WIR müssen immer das Gespräch steuern, selbstbewußt in Gang halten und keinesfalls in den Fehler verfallen, gemäß der Transaktionsanalyse, also dem Eltern-Kindchen-Schema, sich in Lamentieren und bloßem Opponieren zu verzetteln.

WIR müssen im Laufe des Gesprächs unbedingt AUCH unbequeme unangenehme Fragen stellen ohne jedoch als Inquisitoren aufzutreten, - ganz sicher nicht immer leicht, vor allem dann nicht, wenn wir an Chefs geraten, die in Rethorik und Dialektik geschult und auch noch autoritär sind.

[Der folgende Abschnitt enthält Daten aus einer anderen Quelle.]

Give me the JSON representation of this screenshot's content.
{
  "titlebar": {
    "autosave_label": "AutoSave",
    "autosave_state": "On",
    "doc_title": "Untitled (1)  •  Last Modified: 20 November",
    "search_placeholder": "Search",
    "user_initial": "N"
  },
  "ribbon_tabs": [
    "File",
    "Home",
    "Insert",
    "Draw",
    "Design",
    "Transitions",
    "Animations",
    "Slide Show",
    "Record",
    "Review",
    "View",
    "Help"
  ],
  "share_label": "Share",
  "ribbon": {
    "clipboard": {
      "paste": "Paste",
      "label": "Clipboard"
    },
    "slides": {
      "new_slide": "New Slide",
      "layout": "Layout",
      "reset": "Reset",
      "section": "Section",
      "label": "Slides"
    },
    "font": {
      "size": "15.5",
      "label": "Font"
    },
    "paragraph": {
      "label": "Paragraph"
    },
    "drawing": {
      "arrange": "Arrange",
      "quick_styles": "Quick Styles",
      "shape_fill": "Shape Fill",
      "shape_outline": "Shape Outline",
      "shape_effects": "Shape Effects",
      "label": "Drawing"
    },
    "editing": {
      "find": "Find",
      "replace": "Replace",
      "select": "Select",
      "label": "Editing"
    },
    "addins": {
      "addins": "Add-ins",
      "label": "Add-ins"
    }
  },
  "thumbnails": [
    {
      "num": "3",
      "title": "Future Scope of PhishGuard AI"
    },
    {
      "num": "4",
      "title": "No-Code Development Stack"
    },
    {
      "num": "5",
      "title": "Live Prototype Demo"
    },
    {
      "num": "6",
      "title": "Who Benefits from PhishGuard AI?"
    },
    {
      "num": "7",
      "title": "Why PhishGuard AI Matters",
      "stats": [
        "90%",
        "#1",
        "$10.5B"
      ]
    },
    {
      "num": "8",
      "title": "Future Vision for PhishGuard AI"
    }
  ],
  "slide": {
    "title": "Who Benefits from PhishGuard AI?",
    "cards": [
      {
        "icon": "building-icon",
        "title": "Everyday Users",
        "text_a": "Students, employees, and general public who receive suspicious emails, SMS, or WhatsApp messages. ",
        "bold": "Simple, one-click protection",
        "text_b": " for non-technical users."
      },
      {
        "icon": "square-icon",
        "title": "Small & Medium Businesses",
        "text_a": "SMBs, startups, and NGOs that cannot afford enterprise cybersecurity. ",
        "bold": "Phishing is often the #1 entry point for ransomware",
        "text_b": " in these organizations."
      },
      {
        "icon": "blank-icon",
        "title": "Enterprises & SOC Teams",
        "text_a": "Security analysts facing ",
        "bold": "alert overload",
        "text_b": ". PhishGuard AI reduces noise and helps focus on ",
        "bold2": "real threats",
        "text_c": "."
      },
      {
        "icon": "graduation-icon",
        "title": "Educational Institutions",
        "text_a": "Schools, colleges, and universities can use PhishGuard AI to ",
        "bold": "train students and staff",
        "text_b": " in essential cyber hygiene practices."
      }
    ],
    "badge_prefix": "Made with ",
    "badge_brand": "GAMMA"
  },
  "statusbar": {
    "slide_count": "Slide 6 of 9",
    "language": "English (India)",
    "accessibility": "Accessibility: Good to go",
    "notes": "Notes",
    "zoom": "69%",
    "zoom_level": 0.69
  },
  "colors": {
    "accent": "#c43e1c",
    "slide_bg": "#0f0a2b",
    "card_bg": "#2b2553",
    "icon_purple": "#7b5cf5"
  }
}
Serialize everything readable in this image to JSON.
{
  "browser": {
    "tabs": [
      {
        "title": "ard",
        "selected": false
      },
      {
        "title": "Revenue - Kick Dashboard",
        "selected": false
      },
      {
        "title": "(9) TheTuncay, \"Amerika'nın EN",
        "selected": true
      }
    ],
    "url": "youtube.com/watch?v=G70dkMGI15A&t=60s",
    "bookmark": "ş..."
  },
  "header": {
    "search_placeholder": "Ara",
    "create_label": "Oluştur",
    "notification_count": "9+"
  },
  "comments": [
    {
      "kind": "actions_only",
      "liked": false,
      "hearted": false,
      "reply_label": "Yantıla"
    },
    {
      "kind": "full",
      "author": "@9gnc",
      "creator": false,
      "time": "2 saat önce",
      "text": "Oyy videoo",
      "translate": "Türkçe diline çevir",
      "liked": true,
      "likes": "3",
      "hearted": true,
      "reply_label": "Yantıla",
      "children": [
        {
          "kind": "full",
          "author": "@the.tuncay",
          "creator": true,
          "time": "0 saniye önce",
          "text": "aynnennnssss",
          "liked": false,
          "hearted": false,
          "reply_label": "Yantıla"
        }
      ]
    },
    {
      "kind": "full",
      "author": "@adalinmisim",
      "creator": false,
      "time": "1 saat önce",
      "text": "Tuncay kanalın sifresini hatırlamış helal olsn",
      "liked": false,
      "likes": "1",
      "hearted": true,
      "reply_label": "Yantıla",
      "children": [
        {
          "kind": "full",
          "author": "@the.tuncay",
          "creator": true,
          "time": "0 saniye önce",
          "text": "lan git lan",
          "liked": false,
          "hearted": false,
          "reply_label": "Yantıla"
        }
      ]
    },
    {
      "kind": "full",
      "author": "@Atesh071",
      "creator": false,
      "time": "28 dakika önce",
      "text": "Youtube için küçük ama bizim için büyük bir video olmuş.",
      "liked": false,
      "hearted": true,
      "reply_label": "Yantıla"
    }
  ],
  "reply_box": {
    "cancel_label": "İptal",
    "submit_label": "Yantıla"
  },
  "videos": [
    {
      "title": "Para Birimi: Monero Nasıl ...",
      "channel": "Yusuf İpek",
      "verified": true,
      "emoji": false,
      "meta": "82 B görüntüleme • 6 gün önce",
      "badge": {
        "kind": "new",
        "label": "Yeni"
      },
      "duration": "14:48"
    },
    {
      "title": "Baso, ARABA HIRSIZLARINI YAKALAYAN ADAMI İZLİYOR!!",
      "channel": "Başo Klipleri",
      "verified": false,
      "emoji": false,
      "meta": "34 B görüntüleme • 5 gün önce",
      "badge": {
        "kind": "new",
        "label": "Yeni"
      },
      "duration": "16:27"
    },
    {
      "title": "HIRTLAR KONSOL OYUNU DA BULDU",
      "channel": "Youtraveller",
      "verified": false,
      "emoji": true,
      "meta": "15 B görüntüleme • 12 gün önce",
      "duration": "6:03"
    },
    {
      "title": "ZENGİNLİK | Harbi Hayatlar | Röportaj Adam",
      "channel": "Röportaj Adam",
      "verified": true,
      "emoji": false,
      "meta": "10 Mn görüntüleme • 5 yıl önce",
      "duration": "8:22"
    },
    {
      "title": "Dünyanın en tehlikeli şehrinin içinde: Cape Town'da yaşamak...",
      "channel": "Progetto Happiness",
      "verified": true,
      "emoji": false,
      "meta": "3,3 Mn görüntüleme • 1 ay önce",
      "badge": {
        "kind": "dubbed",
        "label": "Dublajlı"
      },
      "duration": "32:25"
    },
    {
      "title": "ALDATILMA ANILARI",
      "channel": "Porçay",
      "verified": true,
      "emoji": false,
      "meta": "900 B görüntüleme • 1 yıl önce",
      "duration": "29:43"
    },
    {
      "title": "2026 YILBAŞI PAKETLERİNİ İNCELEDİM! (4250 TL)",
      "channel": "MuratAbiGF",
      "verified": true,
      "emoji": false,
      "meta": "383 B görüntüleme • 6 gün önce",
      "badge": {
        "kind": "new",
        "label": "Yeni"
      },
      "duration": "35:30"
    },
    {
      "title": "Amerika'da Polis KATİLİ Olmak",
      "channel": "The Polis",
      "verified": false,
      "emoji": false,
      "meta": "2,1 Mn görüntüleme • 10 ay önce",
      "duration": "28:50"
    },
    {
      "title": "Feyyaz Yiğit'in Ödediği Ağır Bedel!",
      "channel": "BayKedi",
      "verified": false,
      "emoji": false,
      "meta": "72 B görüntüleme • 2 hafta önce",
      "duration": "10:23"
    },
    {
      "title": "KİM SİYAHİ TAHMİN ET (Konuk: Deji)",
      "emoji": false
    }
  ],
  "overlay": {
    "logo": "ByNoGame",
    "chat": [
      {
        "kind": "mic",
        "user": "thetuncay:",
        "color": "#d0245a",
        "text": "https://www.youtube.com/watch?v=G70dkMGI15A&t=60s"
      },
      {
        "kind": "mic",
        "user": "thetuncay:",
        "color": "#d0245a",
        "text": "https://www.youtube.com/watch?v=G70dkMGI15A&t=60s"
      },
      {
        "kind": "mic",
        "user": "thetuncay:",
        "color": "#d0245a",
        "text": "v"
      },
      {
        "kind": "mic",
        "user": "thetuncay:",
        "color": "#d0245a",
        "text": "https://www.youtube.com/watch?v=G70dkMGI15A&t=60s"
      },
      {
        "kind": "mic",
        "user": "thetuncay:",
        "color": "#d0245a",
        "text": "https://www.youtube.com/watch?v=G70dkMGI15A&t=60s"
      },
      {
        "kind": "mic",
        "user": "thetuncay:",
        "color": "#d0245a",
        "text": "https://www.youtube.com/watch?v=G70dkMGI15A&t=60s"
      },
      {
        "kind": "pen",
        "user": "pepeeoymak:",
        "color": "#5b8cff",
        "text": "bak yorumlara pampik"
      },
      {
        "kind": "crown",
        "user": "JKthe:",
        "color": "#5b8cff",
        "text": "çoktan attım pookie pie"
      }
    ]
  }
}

WIR haben zunächst mal den schwereren Stand, weil das Hausrecht eine ultimative Waffe der Chefs ist, wenn diese sich in die Enge getrieben fühlen, also müssen wir besser sein und alles daran setzen, daß die Chefs gar nicht dazu kommen, an ihre ultimative Waffe des Rausschmisses durch Hausrecht zu denken. Sicher wird sogar standortschädling mir hier zustimmen - oder?! ;-)))

Alles in allem aber hat standortschädling wie schon eingangs erwähnt einen recht guten Situationsbericht erstellt.